The cease and desist letter threatens a lawsuit on two grounds. First, if the design gave away private footage of areas that unable to be seen by a normal commuter using the train, then that footage could possibly be used to cause harm to the station. Second, if the scene violated any intellectual property rights (e.g., copyrights and trademarks) of any company that may be advertising on the trains or in the station itself, then the letter states claims likely to succeed. However, the letter did not come from the company who owned the products in the advertisements. The letter came from the Montreal transit authority so the second grounds of the lawsuit would not apply . There is the possibility of a third issue involving train maps. The trains and train stations in Montreal have maps that are trademarked by the Montreal transit authorities.
All of these claims are weak. A major flaw in the claim that the depiction poses security risks is that the in-game scene does not depict anything a normal commuter is unable to see upon entering the station and thus the scene does not reveal any secrets. Because terrorist threats and activity are a current and vivid issue, a game depicting terrorist and weapons fighting in a known subway station may cause a panic.

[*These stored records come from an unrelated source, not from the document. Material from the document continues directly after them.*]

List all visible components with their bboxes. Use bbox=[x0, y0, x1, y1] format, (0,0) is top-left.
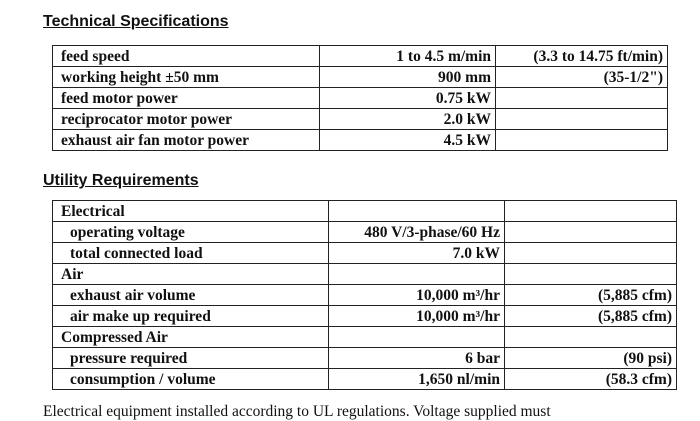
table-row: operating voltage 480 V/3-phase/60 Hz bbox=[52, 221, 677, 243]
imperial-value-cell: (58.3 cfm) bbox=[504, 368, 677, 390]
parameter-cell: air make up required bbox=[52, 305, 329, 327]
imperial-value-cell bbox=[504, 200, 677, 222]
table-row: consumption / volume 1,650 nl/min (58.3 cf… bbox=[52, 368, 677, 390]
table-row: air make up required 10,000 m³/hr (5,885 c… bbox=[52, 305, 677, 327]
metric-value-cell: 2.0 kW bbox=[319, 108, 496, 130]
imperial-value-cell bbox=[504, 326, 677, 348]
metric-value-cell: 1 to 4.5 m/min bbox=[319, 45, 496, 67]
imperial-value-cell bbox=[495, 129, 668, 151]
metric-value-cell: 7.0 kW bbox=[328, 242, 505, 264]
technical-specifications-heading: Technical Specifications bbox=[43, 13, 229, 30]
imperial-value-cell: (90 psi) bbox=[504, 347, 677, 369]
metric-value-cell: 900 mm bbox=[319, 66, 496, 88]
metric-value-cell: 6 bar bbox=[328, 347, 505, 369]
imperial-value-cell: (3.3 to 14.75 ft/min) bbox=[495, 45, 668, 67]
parameter-cell: total connected load bbox=[52, 242, 329, 264]
metric-value-cell: 4.5 kW bbox=[319, 129, 496, 151]
metric-value-cell: 480 V/3-phase/60 Hz bbox=[328, 221, 505, 243]
metric-value-cell: 1,650 nl/min bbox=[328, 368, 505, 390]
parameter-cell: exhaust air fan motor power bbox=[52, 129, 320, 151]
section-label: Air bbox=[52, 263, 329, 285]
metric-value-cell bbox=[328, 263, 505, 285]
table-row: Electrical bbox=[52, 200, 677, 222]
parameter-cell: working height ±50 mm bbox=[52, 66, 320, 88]
metric-value-cell: 10,000 m³/hr bbox=[328, 305, 505, 327]
imperial-value-cell bbox=[495, 108, 668, 130]
metric-value-cell bbox=[328, 200, 505, 222]
parameter-cell: reciprocator motor power bbox=[52, 108, 320, 130]
parameter-cell: feed speed bbox=[52, 45, 320, 67]
table-row: reciprocator motor power 2.0 kW bbox=[52, 108, 668, 130]
parameter-cell: operating voltage bbox=[52, 221, 329, 243]
table-row: feed motor power 0.75 kW bbox=[52, 87, 668, 109]
imperial-value-cell bbox=[504, 263, 677, 285]
imperial-value-cell: (35-1/2") bbox=[495, 66, 668, 88]
imperial-value-cell: (5,885 cfm) bbox=[504, 305, 677, 327]
utility-requirements-heading: Utility Requirements bbox=[43, 172, 199, 189]
parameter-cell: feed motor power bbox=[52, 87, 320, 109]
table-row: feed speed 1 to 4.5 m/min (3.3 to 14.75 ft… bbox=[52, 45, 668, 67]
imperial-value-cell: (5,885 cfm) bbox=[504, 284, 677, 306]
parameter-cell: exhaust air volume bbox=[52, 284, 329, 306]
table-row: pressure required 6 bar (90 psi) bbox=[52, 347, 677, 369]
section-label: Compressed Air bbox=[52, 326, 329, 348]
parameter-cell: consumption / volume bbox=[52, 368, 329, 390]
section-label: Electrical bbox=[52, 200, 329, 222]
imperial-value-cell bbox=[495, 87, 668, 109]
utility-requirements-table: Electrical operating voltage 480 V/3-phase… bbox=[52, 200, 677, 390]
table-row: exhaust air volume 10,000 m³/hr (5,885 cfm… bbox=[52, 284, 677, 306]
imperial-value-cell bbox=[504, 221, 677, 243]
table-row: total connected load 7.0 kW bbox=[52, 242, 677, 264]
technical-specifications-table: feed speed 1 to 4.5 m/min (3.3 to 14.75 ft… bbox=[52, 45, 668, 151]
metric-value-cell: 10,000 m³/hr bbox=[328, 284, 505, 306]
footer-text: Electrical equipment installed according… bbox=[43, 403, 551, 420]
parameter-cell: pressure required bbox=[52, 347, 329, 369]
table-row: working height ±50 mm 900 mm (35-1/2") bbox=[52, 66, 668, 88]
metric-value-cell bbox=[328, 326, 505, 348]
table-row: Compressed Air bbox=[52, 326, 677, 348]
table-row: Air bbox=[52, 263, 677, 285]
metric-value-cell: 0.75 kW bbox=[319, 87, 496, 109]
table-row: exhaust air fan motor power 4.5 kW bbox=[52, 129, 668, 151]
imperial-value-cell bbox=[504, 242, 677, 264]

The panic may stem from commuters feeling that art may one day imitate life and that something terrible could happen in the train station similar to what the game depicts. Regardless, this is a video game and numerous companies depict real world areas in their games. Thus, this scene does not raise unique security risks or topics warranting the ban of a game’s scene.
The intellectual property issues discussed earlier are the stronger claims by the Montreal transit authority. Again, the developers may avoid them if they replace all signs and pictures with fictional maps and signs. Liatis alleges that during the nine months it took to create the level, he was in contact with the Montreal transit authority on the designs. This may be an implied license issue in favor of Liatis. An implied license refers to an unwritten license that permits a party (the licensee) to do something that would normally require the express permission of another party (the licensor). If the Montreal transit authority did help Liatis with his design, were aware of what he was doing, and gave him the impression they were comfortable with the use of the subway for nine months, Liatis may have an implied license. Liatis has not confirmed whether he plans to release his level to public yet.